History: Aquaculture-based wastewater-treatment ponds can be traced back more than 2,000 years to China to as far back as 473 BCE, and during China's Tang Dynasty (618-903 CE), fish-aquaculture and fish-polyculture ponds (stocked with grass carp, bighead carp, silver carp, and black carp) were used in the management and treatment of human sewage, night soil (human wastes or excrement), poultry wastes, and other animal manure (Hosetti and Frost, 1995). In recent decades, fish- and prawn-based aquaculture and polyculture wastewater-treatment ponds, either full- or pilot-scale, have been designed and built in India, Malaysia, Hong Kong, Taiwan, Singapore, Israel, Hungary, Germany, Egypt, and China (Hosetti and Frost, 1995).
These types of systems are designed and built on the ideas that resource recycling and recovery are critical to environmental sustainability, and that closing the production-and-consumption loop is important for maintaining soil fertility and agricultural productivity in the long term.
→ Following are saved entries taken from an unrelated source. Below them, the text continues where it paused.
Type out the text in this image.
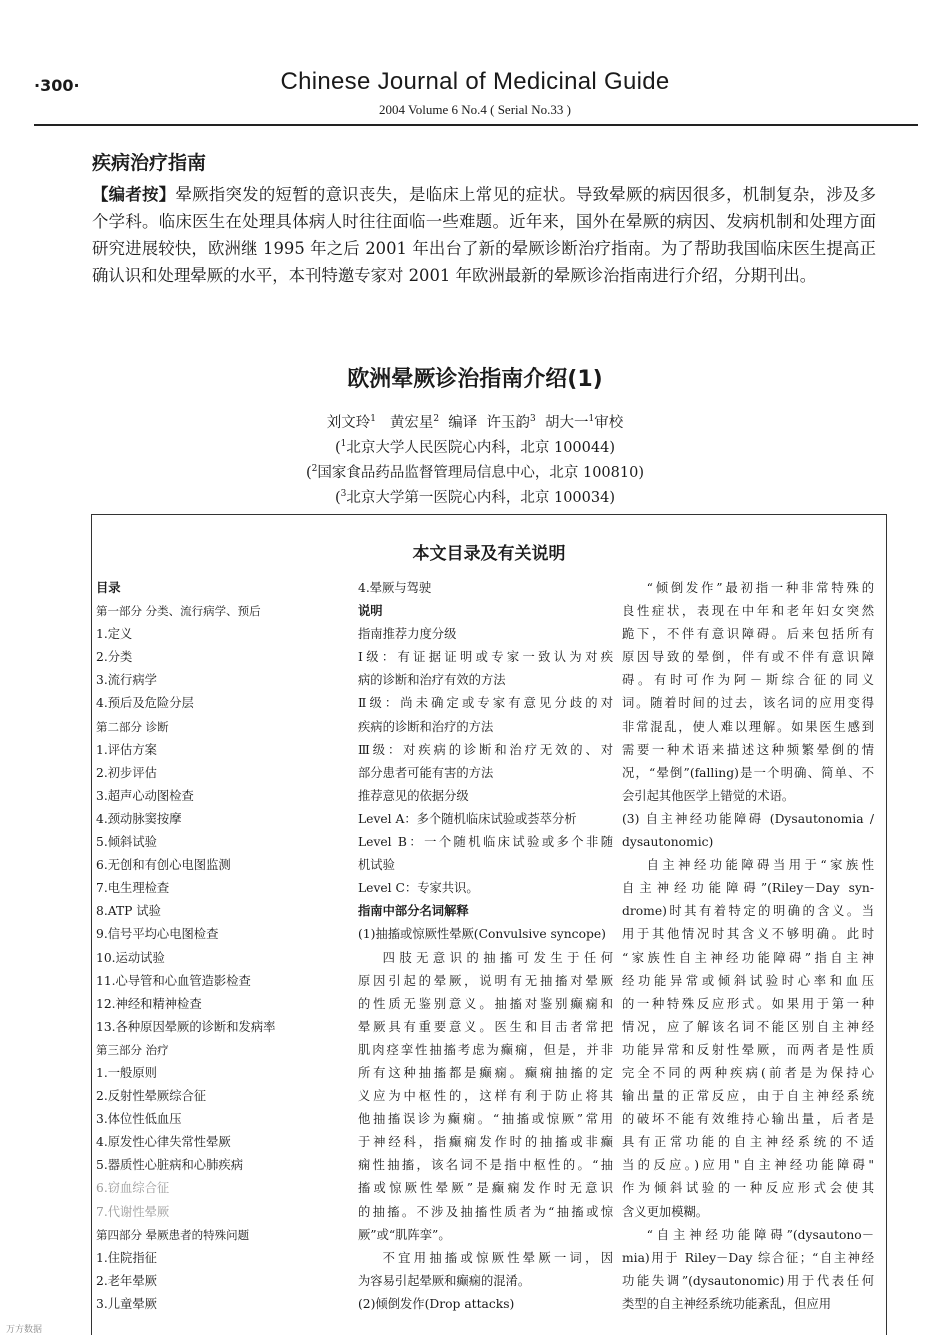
·300·	Chinese Journal of Medicinal Guide
2004 Volume 6 No.4 ( Serial No.33 )
疾病治疗指南

【编者按】晕厥指突发的短暂的意识丧失，是临床上常见的症状。导致晕厥的病因很多，机制复杂，涉及多个学科。临床医生在处理具体病人时往往面临一些难题。近年来，国外在晕厥的病因、发病机制和处理方面研究进展较快，欧洲继 1995 年之后 2001 年出台了新的晕厥诊断治疗指南。为了帮助我国临床医生提高正确认识和处理晕厥的水平，本刊特邀专家对 2001 年欧洲最新的晕厥诊治指南进行介绍，分期刊出。

欧洲晕厥诊治指南介绍(1)
刘文玲$^1$ 黄宏星$^2$ 编译 许玉韵$^3$ 胡大一$^1$审校
($^1$北京大学人民医院心内科，北京 100044)
($^2$国家食品药品监督管理局信息中心，北京 100810)
($^3$北京大学第一医院心内科，北京 100034)
本文目录及有关说明
目录
第一部分 分类、流行病学、预后
1.定义
2.分类
3.流行病学
4.预后及危险分层
第二部分 诊断
1.评估方案
2.初步评估
3.超声心动图检查
4.颈动脉窦按摩
5.倾斜试验
6.无创和有创心电图监测
7.电生理检查
8.ATP 试验
9.信号平均心电图检查
10.运动试验
11.心导管和心血管造影检查
12.神经和精神检查
13.各种原因晕厥的诊断和发病率
第三部分 治疗
1.一般原则
2.反射性晕厥综合征
3.体位性低血压
4.原发性心律失常性晕厥
5.器质性心脏病和心肺疾病
6.窃血综合征
7.代谢性晕厥
第四部分 晕厥患者的特殊问题
1.住院指征
2.老年晕厥
3.儿童晕厥
4.晕厥与驾驶
说明
指南推荐力度分级
Ⅰ级：有证据证明或专家一致认为对疾
病的诊断和治疗有效的方法
Ⅱ级：尚未确定或专家有意见分歧的对
疾病的诊断和治疗的方法
Ⅲ级：对疾病的诊断和治疗无效的、对
部分患者可能有害的方法
推荐意见的依据分级
Level A：多个随机临床试验或荟萃分析
Level B：一个随机临床试验或多个非随
机试验
Level C：专家共识。
指南中部分名词解释
(1)抽搐或惊厥性晕厥(Convulsive syncope)
四肢无意识的抽搐可发生于任何
原因引起的晕厥，说明有无抽搐对晕厥
的性质无鉴别意义。抽搐对鉴别癫痫和
晕厥具有重要意义。医生和目击者常把
肌肉痉挛性抽搐考虑为癫痫，但是，并非
所有这种抽搐都是癫痫。癫痫抽搐的定
义应为中枢性的，这样有利于防止将其
他抽搐误诊为癫痫。“抽搐或惊厥”常用
于神经科，指癫痫发作时的抽搐或非癫
痫性抽搐，该名词不是指中枢性的。“抽
搐或惊厥性晕厥”是癫痫发作时无意识
的抽搐。不涉及抽搐性质者为“抽搐或惊
厥”或“肌阵挛”。
不宜用抽搐或惊厥性晕厥一词，因
为容易引起晕厥和癫痫的混淆。
(2)倾倒发作(Drop attacks)
“倾倒发作”最初指一种非常特殊的
良性症状，表现在中年和老年妇女突然
跪下，不伴有意识障碍。后来包括所有
原因导致的晕倒，伴有或不伴有意识障
碍。有时可作为阿－斯综合征的同义
词。随着时间的过去，该名词的应用变得
非常混乱，使人难以理解。如果医生感到
需要一种术语来描述这种频繁晕倒的情
况，“晕倒”(falling)是一个明确、简单、不
会引起其他医学上错觉的术语。
(3) 自主神经功能障碍 (Dysautonomia /
dysautonomic)
自主神经功能障碍当用于“家族性
自主神经功能障碍”(Riley－Day syn-
drome)时其有着特定的明确的含义。当
用于其他情况时其含义不够明确。此时
“家族性自主神经功能障碍”指自主神
经功能异常或倾斜试验时心率和血压
的一种特殊反应形式。如果用于第一种
情况，应了解该名词不能区别自主神经
功能异常和反射性晕厥，而两者是性质
完全不同的两种疾病(前者是为保持心
输出量的正常反应，由于自主神经系统
的破坏不能有效维持心输出量，后者是
具有正常功能的自主神经系统的不适
当的反应。)应用"自主神经功能障碍"
作为倾斜试验的一种反应形式会使其
含义更加模糊。
“自主神经功能障碍”(dysautono－
mia)用于 Riley－Day 综合征；“自主神经
功能失调”(dysautonomic)用于代表任何
类型的自主神经系统功能紊乱，但应用
万方数据
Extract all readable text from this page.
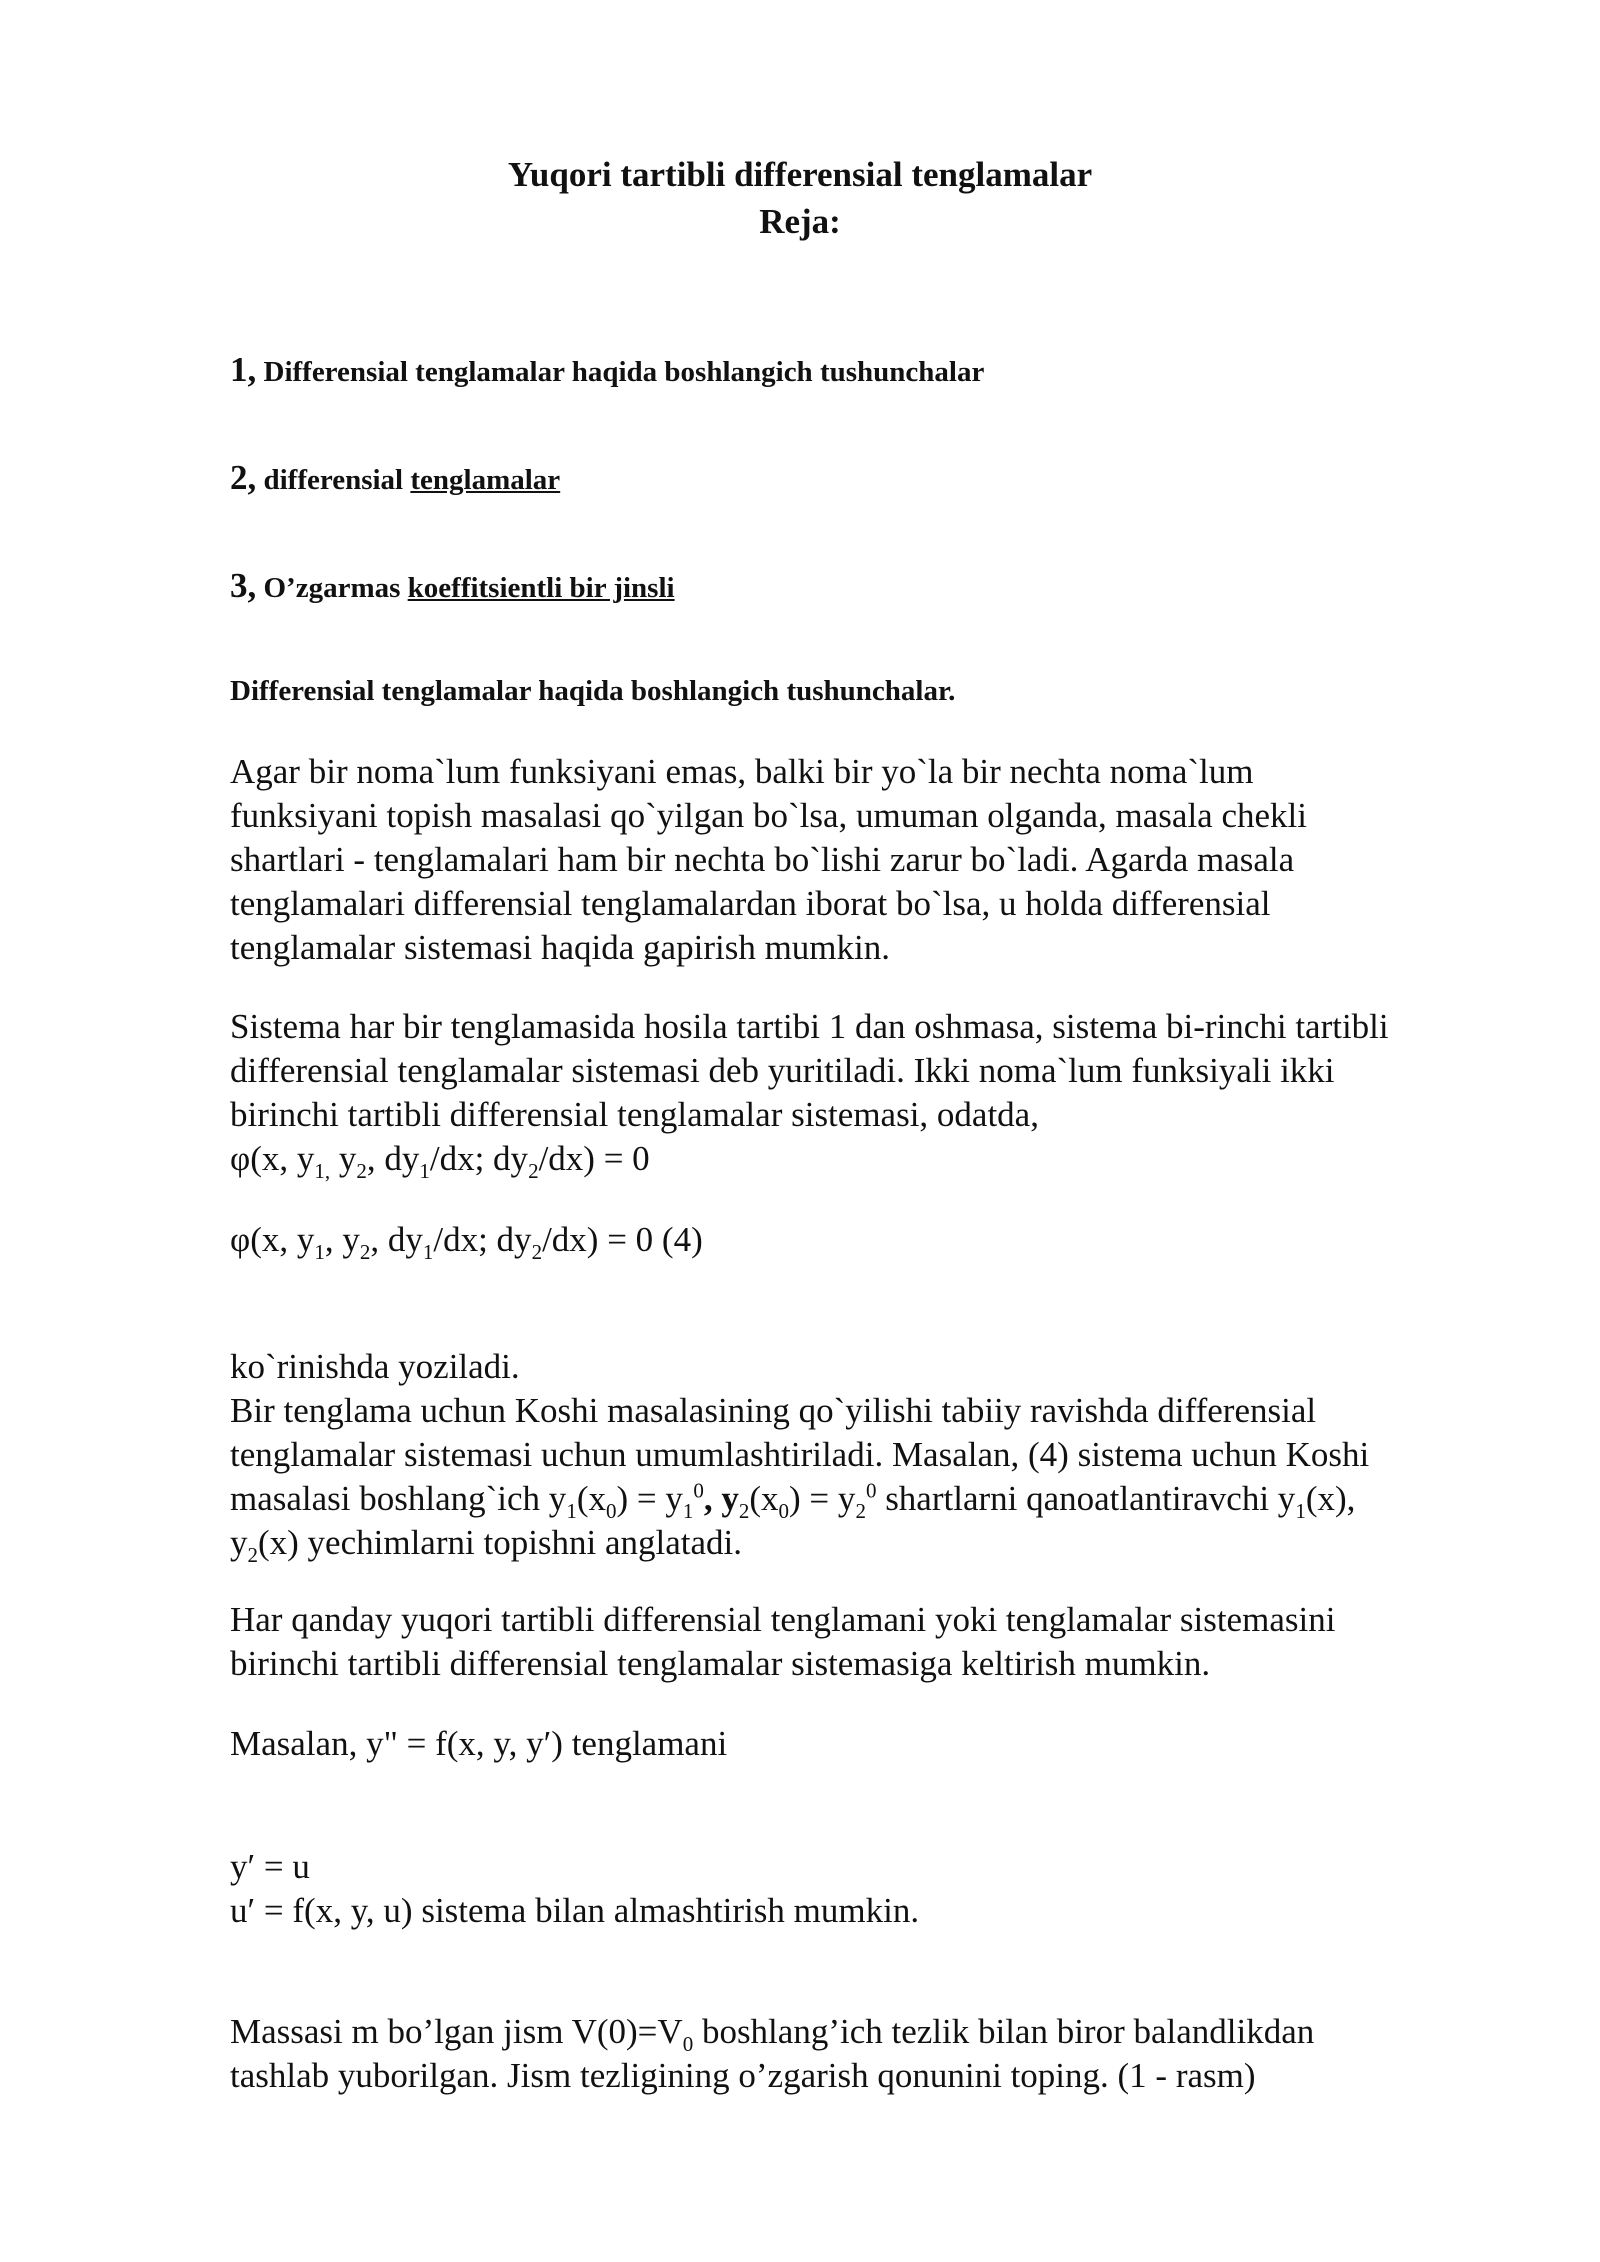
Yuqori tartibli differensial tenglamalar
Reja:
1, Differensial tenglamalar haqida boshlangich tushunchalar
2, differensial tenglamalar
3, O’zgarmas koeffitsientli bir jinsli
Differensial tenglamalar haqida boshlangich tushunchalar.
Agar bir noma`lum funksiyani emas, balki bir yo`la bir nechta noma`lum
funksiyani topish masalasi qo`yilgan bo`lsa, umuman olganda, masala chekli
shartlari - tenglamalari ham bir nechta bo`lishi zarur bo`ladi. Agarda masala
tenglamalari differensial tenglamalardan iborat bo`lsa, u holda differensial
tenglamalar sistemasi haqida gapirish mumkin.
Sistema har bir tenglamasida hosila tartibi 1 dan oshmasa, sistema bi-rinchi tartibli
differensial tenglamalar sistemasi deb yuritiladi. Ikki noma`lum funksiyali ikki
birinchi tartibli differensial tenglamalar sistemasi, odatda,
φ(x, $y_{1,}$ $y_2$, $dy_1/dx$; $dy_2/dx) = 0$
φ(x, $y_1$, $y_2$, $dy_1/dx$; $dy_2/dx) = 0$ (4)
ko`rinishda yoziladi.
Bir tenglama uchun Koshi masalasining qo`yilishi tabiiy ravishda differensial
tenglamalar sistemasi uchun umumlashtiriladi. Masalan, (4) sistema uchun Koshi
masalasi boshlang`ich $y_1(x_0) = y_1^0$, $y_2(x_0) = y_2^0$ shartlarni qanoatlantiravchi $y_1(x)$,
$y_2(x)$ yechimlarni topishni anglatadi.
Har qanday yuqori tartibli differensial tenglamani yoki tenglamalar sistemasini
birinchi tartibli differensial tenglamalar sistemasiga keltirish mumkin.
Masalan, y" = f(x, y, y′) tenglamani
y′ = u
u′ = f(x, y, u) sistema bilan almashtirish mumkin.
Massasi m bo’lgan jism $V(0)=V_0$ boshlang’ich tezlik bilan biror balandlikdan
tashlab yuborilgan. Jism tezligining o’zgarish qonunini toping. (1 - rasm)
Several case studies of small communities using aquaculture- and polyculture-based wastewater-treatment systems are presented in Chapter 4.
** Author's Ethical Statement: The author does not endorse, promote, or recommend animal-based agriculture and aquaculture in which animals are killed for their flesh. The author does not support or promote the exploitation or killing of animals in agriculture and wastewater treatment.
Photographs: Views of several maturation and polishing ponds for purifying wastewater.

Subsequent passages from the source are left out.